Here are the patient education articles that are relevant to this topic. We encourage you to print or email these topics to your patients. (You can also locate patient education articles on a variety of subjects by searching on "patient education" and the keyword[s] of interest.)

●Basics topic (see "Patient education: Roseola (The Basics)")

SUMMARY AND RECOMMENDATIONS

●Microbiology and epidemiology – Human herpesvirus 6 (HHV-6) is the most frequent cause of roseola. Other causes include HHV-7, enteroviruses, adenovirus, and parainfluenza virus type 1. (See 'Microbiology' above.)

Roseola is an illness of young children, with a peak prevalence between 7 and 13 months. It occurs throughout the year. Most cases occur sporadically without known exposure. (See 'Epidemiology' above.)

●Clinical and laboratory features – Roseola classically begins with three to five days of fever that may exceed 40°C (104°F); as the fever abates, a blanching macular or maculopapular rash develops, starting on the neck and trunk and spreading to the face and extremities (picture 1). (See 'Clinical course' above.)

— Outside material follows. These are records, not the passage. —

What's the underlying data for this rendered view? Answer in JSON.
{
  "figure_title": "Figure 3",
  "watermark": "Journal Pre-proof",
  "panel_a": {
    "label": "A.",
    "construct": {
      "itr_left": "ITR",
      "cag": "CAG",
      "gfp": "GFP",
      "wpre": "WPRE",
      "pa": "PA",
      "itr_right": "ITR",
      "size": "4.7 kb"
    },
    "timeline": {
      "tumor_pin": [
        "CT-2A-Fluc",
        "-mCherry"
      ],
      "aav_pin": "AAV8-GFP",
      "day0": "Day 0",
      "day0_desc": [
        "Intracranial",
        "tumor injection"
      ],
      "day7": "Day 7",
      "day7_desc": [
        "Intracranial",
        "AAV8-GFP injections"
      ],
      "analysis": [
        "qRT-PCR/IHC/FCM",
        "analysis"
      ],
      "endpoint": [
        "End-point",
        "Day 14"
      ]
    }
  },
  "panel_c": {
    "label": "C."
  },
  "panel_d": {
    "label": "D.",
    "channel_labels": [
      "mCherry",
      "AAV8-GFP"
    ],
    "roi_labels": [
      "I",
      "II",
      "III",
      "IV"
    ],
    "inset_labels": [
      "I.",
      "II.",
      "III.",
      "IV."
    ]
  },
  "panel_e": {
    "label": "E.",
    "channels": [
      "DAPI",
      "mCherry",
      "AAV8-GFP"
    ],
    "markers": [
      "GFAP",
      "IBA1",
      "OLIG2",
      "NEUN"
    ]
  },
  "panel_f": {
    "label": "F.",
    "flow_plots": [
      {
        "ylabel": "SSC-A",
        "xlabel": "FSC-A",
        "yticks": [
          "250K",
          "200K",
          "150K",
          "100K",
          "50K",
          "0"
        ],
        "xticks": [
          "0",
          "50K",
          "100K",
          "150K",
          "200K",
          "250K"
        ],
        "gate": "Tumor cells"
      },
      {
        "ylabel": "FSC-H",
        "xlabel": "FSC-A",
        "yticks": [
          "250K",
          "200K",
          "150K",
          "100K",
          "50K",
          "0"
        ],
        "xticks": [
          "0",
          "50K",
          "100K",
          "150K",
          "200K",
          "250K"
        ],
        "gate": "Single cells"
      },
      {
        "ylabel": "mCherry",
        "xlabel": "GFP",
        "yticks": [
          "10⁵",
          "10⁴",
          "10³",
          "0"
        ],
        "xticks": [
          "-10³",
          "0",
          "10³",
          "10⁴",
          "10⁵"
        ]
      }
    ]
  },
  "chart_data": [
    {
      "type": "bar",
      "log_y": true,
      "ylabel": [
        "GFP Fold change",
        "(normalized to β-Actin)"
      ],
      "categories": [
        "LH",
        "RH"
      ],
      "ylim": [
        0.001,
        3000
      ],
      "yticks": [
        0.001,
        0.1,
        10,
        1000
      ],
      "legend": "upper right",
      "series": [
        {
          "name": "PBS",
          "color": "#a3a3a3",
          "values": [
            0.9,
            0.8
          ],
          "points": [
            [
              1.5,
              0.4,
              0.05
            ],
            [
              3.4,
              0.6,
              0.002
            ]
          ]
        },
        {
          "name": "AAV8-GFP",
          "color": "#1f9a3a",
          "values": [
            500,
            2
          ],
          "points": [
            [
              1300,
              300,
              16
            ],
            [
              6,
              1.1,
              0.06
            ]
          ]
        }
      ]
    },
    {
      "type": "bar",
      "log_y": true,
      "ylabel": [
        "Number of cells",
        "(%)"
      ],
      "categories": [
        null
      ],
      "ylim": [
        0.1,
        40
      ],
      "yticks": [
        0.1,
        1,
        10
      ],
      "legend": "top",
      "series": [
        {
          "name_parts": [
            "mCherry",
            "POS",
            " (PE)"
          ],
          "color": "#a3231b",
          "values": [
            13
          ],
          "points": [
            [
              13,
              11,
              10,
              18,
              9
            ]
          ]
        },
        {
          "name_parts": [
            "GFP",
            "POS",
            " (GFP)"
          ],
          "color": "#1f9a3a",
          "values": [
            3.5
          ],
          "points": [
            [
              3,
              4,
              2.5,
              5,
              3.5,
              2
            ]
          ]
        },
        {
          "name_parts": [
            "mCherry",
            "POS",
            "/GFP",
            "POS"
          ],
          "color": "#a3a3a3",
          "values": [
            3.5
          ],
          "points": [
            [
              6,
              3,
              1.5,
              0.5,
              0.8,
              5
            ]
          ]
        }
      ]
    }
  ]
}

Laboratory investigation is seldom necessary for patients with classic roseola. However, it may be undertaken in children with atypical features or as part of the evaluation of fever. Laboratory features of roseola include relative neutropenia and mild atypical lymphocytosis. Children with roseola also may have thrombocytopenia or sterile pyuria. (See 'Laboratory features' above.)

●Diagnosis and differential diagnosis – Roseola is diagnosed clinically based on the characteristic features: fever for three to five days followed by abrupt defervescence and development of a rash in a young child (picture 1). (See 'Diagnosis' above.)

The differential diagnosis of roseola includes several other infectious exanthems and drug allergy (figure 1). (See 'Differential diagnosis' above.)

●Management and prevention – Roseola is usually a benign self-limited disease. Treatment is supportive (eg, control of fever if it is associated with discomfort). (See 'Treatment' above.)

Standard hygienic measures, such as handwashing, may help to prevent spread of the viral pathogens that cause roseola. There is no recommended period of exclusion from out-of-home child care for children with roseola. (See 'Prevention' above.)